Former prisoners are “deliberately” ensuring they are sent back to prison because they can’t resist the huge profits on offer by selling legal highs, new research has revealed.
A gram of synthetic cannabinoids, like Spice and ‘Mamba’, can cost £3 outside of prison but can fetch 33 times that amount - £100 - when sold behind bars, a study published Thursday in the International Journal of Drug Policy, found.
“Prisoners reported being able to make £3,000 in four weeks by bringing in an ounce (28 grams) of synthetic cannabinoids whilst others reported being offered £1,000 to bring in larger amounts on recall,” the report reads.
The market is now, according to the report aptly named ‘Adding Spice to the Porridge’, so profitable that the traditional contraband market in heroin and cannabis has “almost been wiped out”. Another factor driving the market surge, researchers said, was that the substance did not show up in drug tests.
Lead researcher Dr Rob Ralphs, Senior Lecturer in Criminology at Manchester Metropolitan University, said: “It is no exaggeration to say that the synthetic cannabinoid market has exploded and unleashed a series of devastating impacts on prisons, prisoners and prison staff.
“Traditional drugs have almost been wiped out and replaced with these extremely powerful synthetic cannabinoids because prisoners are attracted by high profit margins and their lack of detection in drug tests.”
The report claimed to have “uncovered strong evidence” that the licence recall system of offender management is “routinely and systematically abused to bring synthetic cannabinoids into prison”. The system imposes conditions on a prisoner’s release, which if breached, can lead to further jail time.
The report quoted anecdotal evidence from a prison recover worker who said:
“I’d definitely say people [who] are coming in on [license] recalls to prison and short sentences [are bringing in Spice and Mamba] just to make some money and go back out. The lads [prisoners] will tell you themselves, ‘I’m going to come back in. I’m going to go out, get some Spice and Mamba and then I’m going to come back in and I’m going sell it and make thousands of pounds’.”
Prisoners detailed to the researchers how “easy” it was to be recalled, with simply missing a probation appointment, often enough to be sent back to jail.
One inmate, a daily Spice user, told researchers:
“… I’d not go [to my] probation [appointment] and come in and get paid £1,000 for coming in, you know what I mean, you get paid £1,000 for coming in full of Mamba for 2 week… I’d probably come back if someone offered me £1,000, if I needed it, that’s a down payment for a house that, you know what I mean? You don’t get that off no one else for cheap, unless I go out robbing, you know what I mean? It would be the safest fucking way coming back in here, just passing it on and think ‘Right, well I’ve been paid, two weeks and I’ll go home’. Madness!”

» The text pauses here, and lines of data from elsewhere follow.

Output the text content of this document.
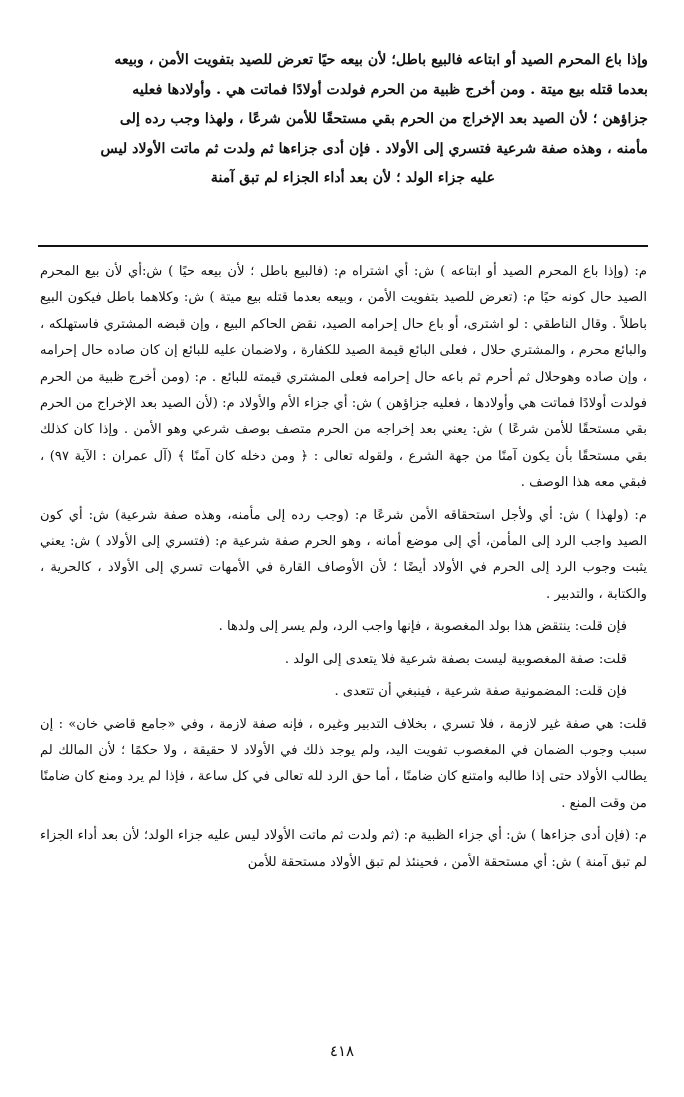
وإذا باع المحرم الصيد أو ابتاعه فالبيع باطل؛ لأن بيعه حيًا تعرض للصيد بتفويت الأمن ، وبيعه

بعدما قتله بيع ميتة . ومن أخرج ظبية من الحرم فولدت أولادًا فماتت هي . وأولادها فعليه

جزاؤهن ؛ لأن الصيد بعد الإخراج من الحرم بقي مستحقًا للأمن شرعًا ، ولهذا وجب رده إلى

مأمنه ، وهذه صفة شرعية فتسري إلى الأولاد . فإن أدى جزاءها ثم ولدت ثم ماتت الأولاد ليس

عليه جزاء الولد ؛ لأن بعد أداء الجزاء لم تبق آمنة

م: (وإذا باع المحرم الصيد أو ابتاعه ) ش: أي اشتراه م: (فالبيع باطل ؛ لأن بيعه حيًا ) ش:أي لأن بيع المحرم الصيد حال كونه حيًا م: (تعرض للصيد بتفويت الأمن ، وبيعه بعدما قتله بيع ميتة ) ش: وكلاهما باطل فيكون البيع باطلاً . وقال الناطقي : لو اشترى، أو باع حال إحرامه الصيد، نقض الحاكم البيع ، وإن قبضه المشتري فاستهلكه ، والبائع محرم ، والمشتري حلال ، فعلى البائع قيمة الصيد للكفارة ، ولاضمان عليه للبائع إن كان صاده حال إحرامه ، وإن صاده وهوحلال ثم أحرم ثم باعه حال إحرامه فعلى المشتري قيمته للبائع . م: (ومن أخرج ظبية من الحرم فولدت أولادًا فماتت هي وأولادها ، فعليه جزاؤهن ) ش: أي جزاء الأم والأولاد م: (لأن الصيد بعد الإخراج من الحرم بقي مستحقًا للأمن شرعًا ) ش: يعني بعد إخراجه من الحرم متصف بوصف شرعي وهو الأمن . وإذا كان كذلك بقي مستحقًا بأن يكون آمنًا من جهة الشرع ، ولقوله تعالى : ﴿ ومن دخله كان آمنًا ﴾ (آل عمران : الآية ٩٧) ، فبقي معه هذا الوصف .

م: (ولهذا ) ش: أي ولأجل استحقاقه الأمن شرعًا م: (وجب رده إلى مأمنه، وهذه صفة شرعية) ش: أي كون الصيد واجب الرد إلى المأمن، أي إلى موضع أمانه ، وهو الحرم صفة شرعية م: (فتسري إلى الأولاد ) ش: يعني يثبت وجوب الرد إلى الحرم في الأولاد أيضًا ؛ لأن الأوصاف القارة في الأمهات تسري إلى الأولاد ، كالحرية ، والكتابة ، والتدبير .

فإن قلت: ينتقض هذا بولد المغصوبة ، فإنها واجب الرد، ولم يسر إلى ولدها .

قلت: صفة المغصوبية ليست بصفة شرعية فلا يتعدى إلى الولد .

فإن قلت: المضمونية صفة شرعية ، فينبغي أن تتعدى .

قلت: هي صفة غير لازمة ، فلا تسري ، بخلاف التدبير وغيره ، فإنه صفة لازمة ، وفي «جامع قاضي خان» : إن سبب وجوب الضمان في المغصوب تفويت اليد، ولم يوجد ذلك في الأولاد لا حقيقة ، ولا حكمًا ؛ لأن المالك لم يطالب الأولاد حتى إذا طالبه وامتنع كان ضامنًا ، أما حق الرد لله تعالى في كل ساعة ، فإذا لم يرد ومنع كان ضامنًا من وقت المنع .

م: (فإن أدى جزاءها ) ش: أي جزاء الظبية م: (ثم ولدت ثم ماتت الأولاد ليس عليه جزاء الولد؛ لأن بعد أداء الجزاء لم تبق آمنة ) ش: أي مستحقة الأمن ، فحينئذ لم تبق الأولاد مستحقة للأمن

٤١٨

The report detailed how psychoactive legal highs had “swept though the prison system with devastating effects” for mental health, violent behaviour, physical wellbeing and offender rehabilitation.
Harmful effects include extreme violence, psychosis, addiction, self-harm and suicidal thoughts, researchers said.
The report also detailed other methods used to smuggle the substance into prisons, including the use of drones and spraying a liquid version of Spice on to children’s drawings.
Researchers said the impact of legal highs on the prison system had been outlined in previous HM Inspectorate of Prisons reports, which had linked its use with a surge in serious assaults, self-harm and suicides.
“The potency and addictiveness have been compared to heroin, violent incidents have increased, and they wreak harm on prisoners’ mental and physical health,” Ralphs said.
Despite the surge in use of undetectable legal highs, the Ministry of Justice has proposed expanding drug testing programmes which researchers say is the wrong approach. They want the Ministry of Justice to focus on harm reduction and education.
Ralphs said: “Drug testing policies should be reviewed. The introduction of testing for drugs such as cannabis in 1996 has led to 20 years of more problematic drug use. Firstly heroin and more recently the desire to avoid positive drug tests has fuelled the demand for synthetic cannabinoids.
“With so many strains, developing accurate mandatory drug testing is expensive and flawed. We recommend diverting money wasted on drug testing into prisoner education and training and staffing.”
The European Monitoring Centre for Drugs and Drug Addiction recently identified 160 new strains of synthetic cannabinoids since the original variant, Spice, was banned in 2009. Spice was among a raft of legal highs to be banned under the Psychoactive Substances Act which came into force in May.
Ralphs said inmates had told researchers that “boredom” was the main reason for taking synthetic cannabinoids, followed by a desire to avoid detection.